Das hätte nicht einmal er vorausgesehen: dass die Menschen ihre Daten freiwillig hergeben würden, mit deren Hilfe Firmen und Geheimdienste sie überwachen. In George Orwells grauer Welt von «1984» war es noch der Staat gewesen, der seine Bürger kontrolliert und abhört. Selbst der Fernseher in seinem Roman ist ein Apparat, der nicht nur abspielt, sondern auch aufzeichnet.

«1984», als Radikalkritik auf den Stalinismus formuliert, 1944 begonnen und 1949 veröffentlicht, kurz vor Orwells Tod, verstört durch seine Hoffnungslosigkeit, fasziniert aber durch die Präzision seiner Kritik.
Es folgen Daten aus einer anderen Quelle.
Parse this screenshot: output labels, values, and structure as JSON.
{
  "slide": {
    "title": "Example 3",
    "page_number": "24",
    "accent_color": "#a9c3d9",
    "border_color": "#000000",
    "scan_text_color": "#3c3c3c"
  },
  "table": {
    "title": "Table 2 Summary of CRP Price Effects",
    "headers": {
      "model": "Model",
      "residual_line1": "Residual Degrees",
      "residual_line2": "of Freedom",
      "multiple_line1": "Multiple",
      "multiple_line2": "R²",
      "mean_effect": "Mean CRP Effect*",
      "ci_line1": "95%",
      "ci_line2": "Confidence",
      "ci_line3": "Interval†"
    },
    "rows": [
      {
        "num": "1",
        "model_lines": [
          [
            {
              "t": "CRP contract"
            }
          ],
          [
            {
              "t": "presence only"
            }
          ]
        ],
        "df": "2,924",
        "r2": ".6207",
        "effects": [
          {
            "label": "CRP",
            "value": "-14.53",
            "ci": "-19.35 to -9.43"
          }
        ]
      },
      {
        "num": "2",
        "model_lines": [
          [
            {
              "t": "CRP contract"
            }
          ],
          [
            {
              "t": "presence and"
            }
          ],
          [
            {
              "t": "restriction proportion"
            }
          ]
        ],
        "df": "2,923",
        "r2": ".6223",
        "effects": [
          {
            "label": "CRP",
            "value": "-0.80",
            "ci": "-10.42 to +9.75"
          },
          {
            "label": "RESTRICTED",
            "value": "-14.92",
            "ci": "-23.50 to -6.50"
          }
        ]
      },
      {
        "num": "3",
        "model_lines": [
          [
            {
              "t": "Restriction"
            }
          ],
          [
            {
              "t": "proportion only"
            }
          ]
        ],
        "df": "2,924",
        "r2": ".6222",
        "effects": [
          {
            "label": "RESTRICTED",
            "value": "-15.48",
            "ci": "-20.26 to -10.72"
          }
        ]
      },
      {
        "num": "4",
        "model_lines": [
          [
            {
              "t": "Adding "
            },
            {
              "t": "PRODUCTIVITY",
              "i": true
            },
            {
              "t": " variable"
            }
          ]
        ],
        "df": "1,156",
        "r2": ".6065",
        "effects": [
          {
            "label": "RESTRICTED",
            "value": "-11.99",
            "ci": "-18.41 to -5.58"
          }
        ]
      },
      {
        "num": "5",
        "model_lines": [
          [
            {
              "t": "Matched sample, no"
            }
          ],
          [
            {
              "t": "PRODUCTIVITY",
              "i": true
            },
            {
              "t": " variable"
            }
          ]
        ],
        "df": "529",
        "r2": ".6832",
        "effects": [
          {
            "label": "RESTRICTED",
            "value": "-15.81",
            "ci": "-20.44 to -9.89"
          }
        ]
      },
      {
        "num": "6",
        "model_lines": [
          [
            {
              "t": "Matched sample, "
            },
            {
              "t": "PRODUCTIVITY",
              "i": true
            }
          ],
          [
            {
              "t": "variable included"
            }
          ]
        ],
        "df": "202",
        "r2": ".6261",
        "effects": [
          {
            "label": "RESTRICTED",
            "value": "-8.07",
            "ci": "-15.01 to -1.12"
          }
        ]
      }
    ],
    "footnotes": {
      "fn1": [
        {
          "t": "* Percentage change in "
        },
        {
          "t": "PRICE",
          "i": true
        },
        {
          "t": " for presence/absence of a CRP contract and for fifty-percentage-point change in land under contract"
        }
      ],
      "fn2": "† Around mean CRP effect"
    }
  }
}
Die Abrichtungssprache des Totalitarismus, die Vernichtung des Menschen durch Demütigung und Folter, die Inszenierung von Feindbildern, mit deren Hilfe ein Regime seine eigene Brutalität legitimiert – all das findet sich in dieser Dystopie mitleidlos geschildert.

Als George Orwell den Roman fertigstellte, war er von der Tuberkulose geschwächt, über den Zweiten Weltkrieg und den Abwurf der Atombomben entsetzt und über die Entwicklung des Kommunismus verbittert. Wie wenig er von der menschlichen Natur hielt, hatte er schon in «Animal Farm» geschildert, seiner Parabel über den Machtmissbrauch.
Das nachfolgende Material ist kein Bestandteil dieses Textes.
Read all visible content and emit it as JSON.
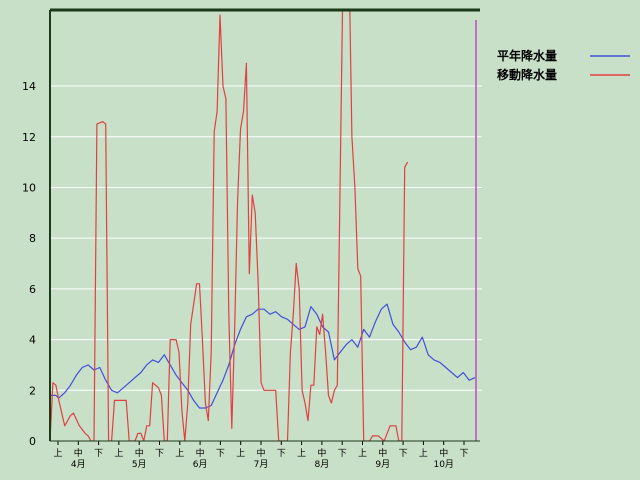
{
  "chart_data": {
    "type": "line",
    "ylim": [
      0,
      17
    ],
    "y_ticks": [
      0,
      2,
      4,
      6,
      8,
      10,
      12,
      14
    ],
    "grid": "horizontal",
    "legend_position": "top-right",
    "x_period_labels": [
      "上",
      "中",
      "下",
      "上",
      "中",
      "下",
      "上",
      "中",
      "下",
      "上",
      "中",
      "下",
      "上",
      "中",
      "下",
      "上",
      "中",
      "下",
      "上",
      "中",
      "下"
    ],
    "month_labels": [
      "4月",
      "5月",
      "6月",
      "7月",
      "8月",
      "9月",
      "10月"
    ],
    "marker_color": "#c070c0",
    "series": [
      {
        "name": "平年降水量",
        "color": "#4050e0",
        "values": [
          [
            0,
            1.8
          ],
          [
            2,
            1.8
          ],
          [
            3,
            1.7
          ],
          [
            5,
            1.9
          ],
          [
            7,
            2.2
          ],
          [
            9,
            2.6
          ],
          [
            11,
            2.9
          ],
          [
            13,
            3.0
          ],
          [
            15,
            2.8
          ],
          [
            17,
            2.9
          ],
          [
            19,
            2.4
          ],
          [
            21,
            2.0
          ],
          [
            23,
            1.9
          ],
          [
            25,
            2.1
          ],
          [
            27,
            2.3
          ],
          [
            29,
            2.5
          ],
          [
            31,
            2.7
          ],
          [
            33,
            3.0
          ],
          [
            35,
            3.2
          ],
          [
            37,
            3.1
          ],
          [
            39,
            3.4
          ],
          [
            41,
            3.0
          ],
          [
            43,
            2.6
          ],
          [
            45,
            2.3
          ],
          [
            47,
            2.0
          ],
          [
            49,
            1.6
          ],
          [
            51,
            1.3
          ],
          [
            53,
            1.3
          ],
          [
            55,
            1.4
          ],
          [
            57,
            1.9
          ],
          [
            59,
            2.4
          ],
          [
            61,
            3.0
          ],
          [
            63,
            3.8
          ],
          [
            65,
            4.4
          ],
          [
            67,
            4.9
          ],
          [
            69,
            5.0
          ],
          [
            71,
            5.2
          ],
          [
            73,
            5.2
          ],
          [
            75,
            5.0
          ],
          [
            77,
            5.1
          ],
          [
            79,
            4.9
          ],
          [
            81,
            4.8
          ],
          [
            83,
            4.6
          ],
          [
            85,
            4.4
          ],
          [
            87,
            4.5
          ],
          [
            89,
            5.3
          ],
          [
            91,
            5.0
          ],
          [
            93,
            4.5
          ],
          [
            95,
            4.3
          ],
          [
            97,
            3.2
          ],
          [
            99,
            3.5
          ],
          [
            101,
            3.8
          ],
          [
            103,
            4.0
          ],
          [
            105,
            3.7
          ],
          [
            107,
            4.4
          ],
          [
            109,
            4.1
          ],
          [
            111,
            4.7
          ],
          [
            113,
            5.2
          ],
          [
            115,
            5.4
          ],
          [
            117,
            4.6
          ],
          [
            119,
            4.3
          ],
          [
            121,
            3.9
          ],
          [
            123,
            3.6
          ],
          [
            125,
            3.7
          ],
          [
            127,
            4.1
          ],
          [
            129,
            3.4
          ],
          [
            131,
            3.2
          ],
          [
            133,
            3.1
          ],
          [
            135,
            2.9
          ],
          [
            137,
            2.7
          ],
          [
            139,
            2.5
          ],
          [
            141,
            2.7
          ],
          [
            143,
            2.4
          ],
          [
            145,
            2.5
          ]
        ]
      },
      {
        "name": "移動降水量",
        "color": "#e04040",
        "values": [
          [
            0,
            0.0
          ],
          [
            1,
            2.3
          ],
          [
            2,
            2.2
          ],
          [
            3,
            1.6
          ],
          [
            5,
            0.6
          ],
          [
            7,
            1.0
          ],
          [
            8,
            1.1
          ],
          [
            10,
            0.6
          ],
          [
            12,
            0.3
          ],
          [
            13,
            0.2
          ],
          [
            14,
            0.0
          ],
          [
            15,
            0.0
          ],
          [
            16,
            12.5
          ],
          [
            18,
            12.6
          ],
          [
            19,
            12.5
          ],
          [
            20,
            0.0
          ],
          [
            21,
            0.0
          ],
          [
            22,
            1.6
          ],
          [
            24,
            1.6
          ],
          [
            26,
            1.6
          ],
          [
            27,
            0.0
          ],
          [
            29,
            0.0
          ],
          [
            30,
            0.3
          ],
          [
            31,
            0.3
          ],
          [
            32,
            0.0
          ],
          [
            33,
            0.6
          ],
          [
            34,
            0.6
          ],
          [
            35,
            2.3
          ],
          [
            37,
            2.1
          ],
          [
            38,
            1.8
          ],
          [
            39,
            0.0
          ],
          [
            40,
            0.0
          ],
          [
            41,
            4.0
          ],
          [
            43,
            4.0
          ],
          [
            44,
            3.5
          ],
          [
            45,
            1.2
          ],
          [
            46,
            0.0
          ],
          [
            47,
            1.5
          ],
          [
            48,
            4.6
          ],
          [
            50,
            6.2
          ],
          [
            51,
            6.2
          ],
          [
            52,
            4.0
          ],
          [
            53,
            1.5
          ],
          [
            54,
            0.8
          ],
          [
            55,
            3.5
          ],
          [
            56,
            12.2
          ],
          [
            57,
            13.0
          ],
          [
            58,
            16.8
          ],
          [
            59,
            14.0
          ],
          [
            60,
            13.5
          ],
          [
            61,
            5.0
          ],
          [
            62,
            0.5
          ],
          [
            63,
            4.5
          ],
          [
            64,
            9.5
          ],
          [
            65,
            12.3
          ],
          [
            66,
            13.0
          ],
          [
            67,
            14.9
          ],
          [
            68,
            6.6
          ],
          [
            69,
            9.7
          ],
          [
            70,
            9.0
          ],
          [
            71,
            6.3
          ],
          [
            72,
            2.3
          ],
          [
            73,
            2.0
          ],
          [
            75,
            2.0
          ],
          [
            77,
            2.0
          ],
          [
            78,
            0.0
          ],
          [
            81,
            0.0
          ],
          [
            82,
            3.5
          ],
          [
            83,
            5.0
          ],
          [
            84,
            7.0
          ],
          [
            85,
            6.0
          ],
          [
            86,
            2.0
          ],
          [
            87,
            1.5
          ],
          [
            88,
            0.8
          ],
          [
            89,
            2.2
          ],
          [
            90,
            2.2
          ],
          [
            91,
            4.5
          ],
          [
            92,
            4.2
          ],
          [
            93,
            5.0
          ],
          [
            94,
            3.5
          ],
          [
            95,
            1.8
          ],
          [
            96,
            1.5
          ],
          [
            97,
            2.0
          ],
          [
            98,
            2.2
          ],
          [
            100,
            19.0
          ],
          [
            102,
            19.0
          ],
          [
            103,
            12.0
          ],
          [
            104,
            10.0
          ],
          [
            105,
            6.8
          ],
          [
            106,
            6.5
          ],
          [
            107,
            0.0
          ],
          [
            109,
            0.0
          ],
          [
            110,
            0.2
          ],
          [
            112,
            0.2
          ],
          [
            114,
            0.0
          ],
          [
            116,
            0.6
          ],
          [
            118,
            0.6
          ],
          [
            119,
            0.0
          ],
          [
            120,
            0.0
          ],
          [
            121,
            10.8
          ],
          [
            122,
            11.0
          ]
        ]
      }
    ]
  }
}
PS: Die Firma Samsung weist Käufer ihrer Fernseher darauf hin, dass die Spracherkennung ihrer Geräte jedes gesprochene Wort ins Internet überträgt. Jean-Martin Büttner


Albert Camus
Die Seuche als existenzielle Bedrohung

Als die Ebola-Epidemie im Sommer ihren Höhepunkt erreichte, las Joanne Liu, Präsidentin von Ärzte ohne Grenzen, in Albert Camus’ «Die Pest». Nicht ohne Grund. Der Roman über einen Pestausbruch in der algerischen Stadt Oran liest sich wie eine Vorwegnahme der Schreckensnachrichten zu Ebola: Tote Ratten künden das Unheil an, Ärzte warnen vergeblich, die Behörden reagieren zu spät. Als der Ausbruch der Seuche schliesslich offensichtlich ist, verbarrikadieren sich Angehörige mit ihren Kranken, damit diese nicht abgeholt und separiert werden. Es fehlt an Medikamenten und Pflegepersonal, das selber von der Seuche dahingerafft wird. Was man in den letzten Monaten über Ebola lesen konnte, ist bei Camus mit geradezu erschreckender Detailtreue beschrieben.

Der 1947 veröffentlichte Roman bietet zahlreiche Deutungsmöglichkeiten: Er kann als Heimsuchung einer Gesellschaft durch totalitäre Systeme gelesen werden, der Kampf dagegen als Revolte gegen die Sinnlosigkeit der Welt. «Ich habe mich einfach noch immer nicht daran gewöhnt, sterben zu sehen», sagt Erzähler Dr. Rieux. Die Gewöhnung an die Verzweiflung ist für ihn schlimmer als die Verzweiflung selbst – weshalb er nicht aufgibt, sich gegen das Sterben aufzulehnen. 2014 pflichtete Ebola-Ärztin Liu der Romanfigur bei: «Unser Problem ist, dass wir uns an das Sterben gewöhnen und es entmenschlichen. Wir zählen die Toten, addieren die Zahlen. Und verlieren dabei die Empathie, den Wunsch, etwas zu tun.»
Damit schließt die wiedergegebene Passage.